A local sports icon died last month. It's only fitting to offer Bill Jones a final tribute.
Jones was a member of the University of Toledo sports Hall of Fame and a pro basketball pioneer.
He also held several personnel jobs in the aircraft industry, had a prominent position with the Los Angeles Urban League, served as an education consultant for the superintendent of Los Angeles County schools and was a high school guidance counselor for more than two decades.
For 92 years, Jones lived life to the fullest.
"He lived a good life. I don't think he had any regrets,'' Roland "Red'' Jones said of his older brother, a Toledo native who died April 9 in his adopted hometown of Los Angeles, where he had resided since 1943.
William McNeil Jones was one of Toledo's first great basketball players.
He led Woodward High School to back-to-back city championships in 1929 and 1930.
A play-making guard with a deadly outside shot, he teamed with two-time All-American Chuck Chuckovits to help put the Toledo Rockets on the national map from 1936-38. Jones was inducted into the UT Hall of Fame in 1991.
Bill Jones played at the University of Toledo in the late 1930s. Some credit him as being the first black player to sign with an all-white pro team.
"I could score, but I liked to spread the ball around,'' Jones said in a 2001 Blade interview. "Basketball's a team game.''
Jones continued his basketball career after UT. In 1942-43, Jones was a part of history as one of 10 blacks to play for teams in the National Basketball League and integrate professional basketball.
A 1977 Cleveland Plain Dealer column quoted Wee Willie Smith claiming to be the second black to sign with a white professional team.
"Billy Jones, who played for Toledo a few years before, was the first,'' Smith said.
The NBL merged with the Basketball Association of America to become the National Basketball Association in 1949. In 1950 Earl Lloyd became the first black to play in the NBA.
Jones, who also played for the Harlem Globetrotters, was aware of the barriers he faced but did not allow America's history of segregation and discrimination to confine him or define him.
"I did not have a problem with fans, teammates or opponents,'' Jones said. "Integration was not a big deal because I had already gone through it at the University of Toledo.''
In everything he did, in all walks of life, Jones was quietly effective. As the first industrial relations director of the Los Angeles Urban League, Jones encouraged the Los Angeles transit authority to hire minority workers, and took satisfaction when the first minority employee was hired in 1946.

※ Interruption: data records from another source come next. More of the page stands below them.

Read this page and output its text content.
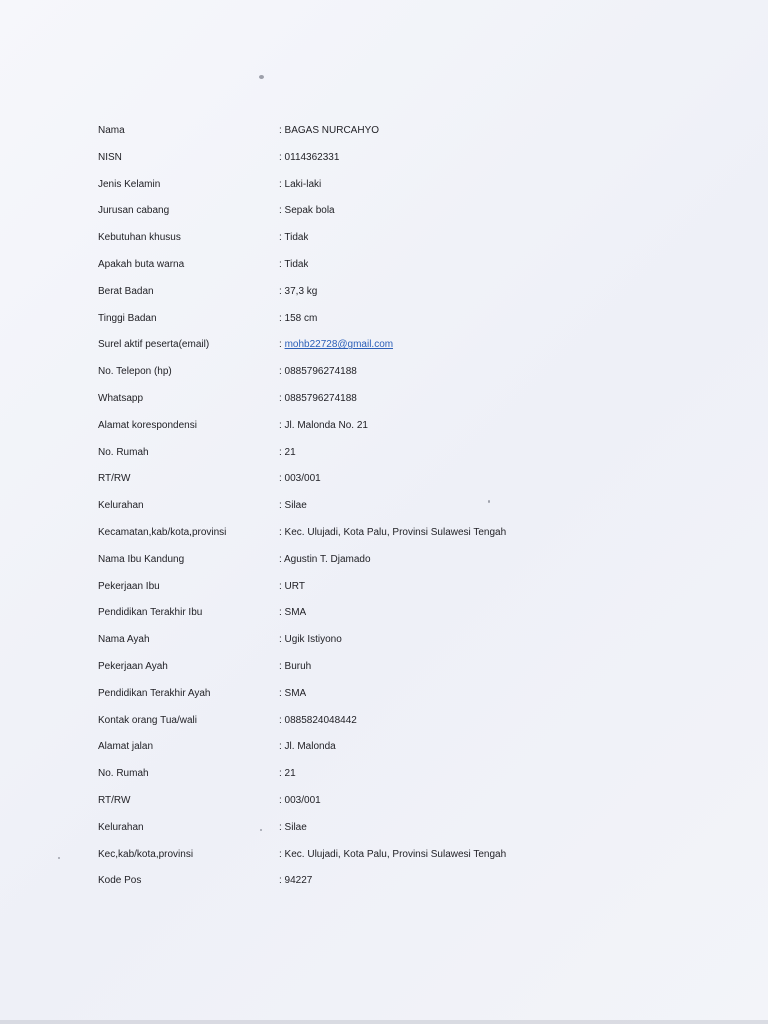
Nama	: BAGAS NURCAHYO
NISN	: 0114362331
Jenis Kelamin	: Laki-laki
Jurusan cabang	: Sepak bola
Kebutuhan khusus	: Tidak
Apakah buta warna	: Tidak
Berat Badan	: 37,3 kg
Tinggi Badan	: 158 cm
Surel aktif peserta(email)	: mohb22728@gmail.com
No. Telepon (hp)	: 0885796274188
Whatsapp	: 0885796274188
Alamat korespondensi	: Jl. Malonda No. 21
No. Rumah	: 21
RT/RW	: 003/001
Kelurahan	: Silae
Kecamatan,kab/kota,provinsi	: Kec. Ulujadi, Kota Palu, Provinsi Sulawesi Tengah
Nama Ibu Kandung	: Agustin T. Djamado
Pekerjaan Ibu	: URT
Pendidikan Terakhir Ibu	: SMA
Nama Ayah	: Ugik Istiyono
Pekerjaan Ayah	: Buruh
Pendidikan Terakhir Ayah	: SMA
Kontak orang Tua/wali	: 0885824048442
Alamat jalan	: Jl. Malonda
No. Rumah	: 21
RT/RW	: 003/001
Kelurahan	: Silae
Kec,kab/kota,provinsi	: Kec. Ulujadi, Kota Palu, Provinsi Sulawesi Tengah
Kode Pos	: 94227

Jones, a 1939 UT graduate, never forgot where he came from. He loved UT and remained loyal to his alma mater.
He tirelessly - but unsuccessfully - led a push to get Chuckovits inducted into the Basketball Hall of Fame. He did, however, initiate a successful letter-writing campaign that resulted in the old UT field house being renamed Memorial Field House and personally attended the ceremony in 1997.
"I had acquired something of value in my life from my time at the University of Toledo,'' Jones said in a 1997 interview. "And I believe I have a duty to share it with others.''
Those who know nothing about Jones, who didn't realize that his early contributions to professional basketball paved the way for LeBron James and others to earn millions, should take a moment to reflect and honor Jones' life.